By Veronica Grecu, Associate Editor Ten years after Boston’s Tea Party Museum was hit by lightning and shut down, The Hub is getting ready to once again mark the spot of one of the most important events that led to the [...]

Ten years after Boston’s Tea Party Museum was hit by lightning and shut down, The Hub is getting ready to once again mark the spot of one of the most important events that led to the American Revolution. The construction start of a new privately owned Tea Party museum at Fort Point Channel coincided with the 236th anniversary of this historical event. The museum is intended to commemorate America’s first tax revolt and to allow visitors to relive it at full scale. The museum will display replicas of the three merchant vessels boarded by patriots (the Beaver, the Eleanor and the Dartmouth) and exhibits of a virtual Samuel Adams and King George III created with the newest technology.

In 2006, the construction costs were estimated at roughly $9 million, but the most recent figures show an increased expected price of more than $27 million. The Massachusetts Convention Center Authority has already granted an $18 million loan at a 4.5 percent interest rate for 23 years. The Boston Redevelopment Authority awarded $3 million to this development, coming from a $5 million developer’s mitigation fee from Boston Properties from its nearby Russia Wharf project.

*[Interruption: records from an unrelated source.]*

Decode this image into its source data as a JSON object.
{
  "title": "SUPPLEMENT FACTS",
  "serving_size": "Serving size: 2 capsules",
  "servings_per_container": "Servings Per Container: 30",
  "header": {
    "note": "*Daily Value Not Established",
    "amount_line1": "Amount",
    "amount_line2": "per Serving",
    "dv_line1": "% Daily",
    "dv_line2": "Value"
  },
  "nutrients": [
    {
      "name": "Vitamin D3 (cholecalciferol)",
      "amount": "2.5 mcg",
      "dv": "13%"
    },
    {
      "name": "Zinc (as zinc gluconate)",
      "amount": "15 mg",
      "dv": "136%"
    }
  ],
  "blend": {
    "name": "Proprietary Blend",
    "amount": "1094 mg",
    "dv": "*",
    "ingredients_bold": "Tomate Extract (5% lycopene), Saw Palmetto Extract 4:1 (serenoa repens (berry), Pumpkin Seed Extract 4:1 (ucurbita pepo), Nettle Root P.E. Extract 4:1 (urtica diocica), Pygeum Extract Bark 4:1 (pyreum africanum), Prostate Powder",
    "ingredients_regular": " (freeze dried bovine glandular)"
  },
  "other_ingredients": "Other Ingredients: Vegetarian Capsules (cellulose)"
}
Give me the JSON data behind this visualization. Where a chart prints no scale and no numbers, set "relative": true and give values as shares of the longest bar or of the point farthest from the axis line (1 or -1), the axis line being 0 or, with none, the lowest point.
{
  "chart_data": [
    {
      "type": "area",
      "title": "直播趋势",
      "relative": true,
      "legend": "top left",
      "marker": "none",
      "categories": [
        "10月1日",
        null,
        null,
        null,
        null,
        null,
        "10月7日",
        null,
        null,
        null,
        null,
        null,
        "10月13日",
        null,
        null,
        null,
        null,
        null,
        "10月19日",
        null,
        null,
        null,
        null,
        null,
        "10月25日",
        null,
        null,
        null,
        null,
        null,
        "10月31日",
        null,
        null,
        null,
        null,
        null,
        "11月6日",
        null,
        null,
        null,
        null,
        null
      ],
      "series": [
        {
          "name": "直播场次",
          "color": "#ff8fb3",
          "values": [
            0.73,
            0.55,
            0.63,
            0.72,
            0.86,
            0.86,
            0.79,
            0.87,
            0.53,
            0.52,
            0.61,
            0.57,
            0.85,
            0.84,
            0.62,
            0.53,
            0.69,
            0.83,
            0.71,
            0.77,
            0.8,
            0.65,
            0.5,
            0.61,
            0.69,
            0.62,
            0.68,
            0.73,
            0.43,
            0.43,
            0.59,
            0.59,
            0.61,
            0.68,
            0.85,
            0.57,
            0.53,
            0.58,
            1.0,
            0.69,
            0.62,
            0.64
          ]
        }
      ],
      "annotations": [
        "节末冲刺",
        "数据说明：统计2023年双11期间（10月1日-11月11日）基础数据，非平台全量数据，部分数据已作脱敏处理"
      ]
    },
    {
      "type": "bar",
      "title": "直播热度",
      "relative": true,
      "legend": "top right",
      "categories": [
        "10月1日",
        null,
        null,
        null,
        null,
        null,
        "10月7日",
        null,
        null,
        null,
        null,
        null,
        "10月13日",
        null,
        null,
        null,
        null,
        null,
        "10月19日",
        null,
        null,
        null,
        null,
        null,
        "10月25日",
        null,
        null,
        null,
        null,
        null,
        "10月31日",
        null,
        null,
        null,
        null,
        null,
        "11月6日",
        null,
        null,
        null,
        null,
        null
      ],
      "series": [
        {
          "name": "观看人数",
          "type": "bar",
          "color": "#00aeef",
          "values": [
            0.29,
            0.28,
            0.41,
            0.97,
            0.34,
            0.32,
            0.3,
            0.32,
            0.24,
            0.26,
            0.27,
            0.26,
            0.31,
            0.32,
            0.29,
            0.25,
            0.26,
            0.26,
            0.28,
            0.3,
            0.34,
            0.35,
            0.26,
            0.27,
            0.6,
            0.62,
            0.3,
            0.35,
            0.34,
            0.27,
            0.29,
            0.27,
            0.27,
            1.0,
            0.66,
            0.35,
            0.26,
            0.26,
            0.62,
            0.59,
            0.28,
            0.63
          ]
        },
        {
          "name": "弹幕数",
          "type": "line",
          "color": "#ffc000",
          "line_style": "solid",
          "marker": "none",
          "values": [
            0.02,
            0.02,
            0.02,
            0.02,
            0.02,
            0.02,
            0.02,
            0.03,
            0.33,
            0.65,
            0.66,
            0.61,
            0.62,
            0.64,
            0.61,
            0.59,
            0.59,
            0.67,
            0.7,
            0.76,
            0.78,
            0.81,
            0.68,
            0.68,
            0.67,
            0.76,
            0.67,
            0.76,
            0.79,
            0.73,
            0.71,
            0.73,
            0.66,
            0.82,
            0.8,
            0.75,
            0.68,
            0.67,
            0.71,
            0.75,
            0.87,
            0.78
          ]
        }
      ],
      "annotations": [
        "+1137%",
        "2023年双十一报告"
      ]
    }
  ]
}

The rest of the money is expected to come from Historic Tours of America, the company that actually owns the site.

However, as both agencies are quasi-public, members of the Tea Party’s modern namesake political movement are questioning this financing arrangement. Christen Varley of the Greater Boston Tea Party does not agree to the government being involved in this cultural project that should be supported entirely through donations.

According to Susan Elsbree, spokesperson for the BRA, this unique public-private partnership is a great resource for the city of Boston, as more visitors are expected to revitalize the local tourism industry once the construction for the museum is completed in spring 2012. The 18,900-square-foot space should welcome as many as 400,000 people each year. Visitors will learn about colonists who dressed up as American Indians and dropped crates of English tea into the Boston Harbor. In fact, the new museum will display one of the two wooden tea crates remaining from the revolt’s night.

The project is set to develop at Fort Point Channel, where the old Tea Party museum burned in August 2001. After years of cleanup, this historically industrial waterway will finally be converted into a cultural and recreational district. The site will also have new docks and boat ramps, floating art displays and barges where artistic performances will be hosted.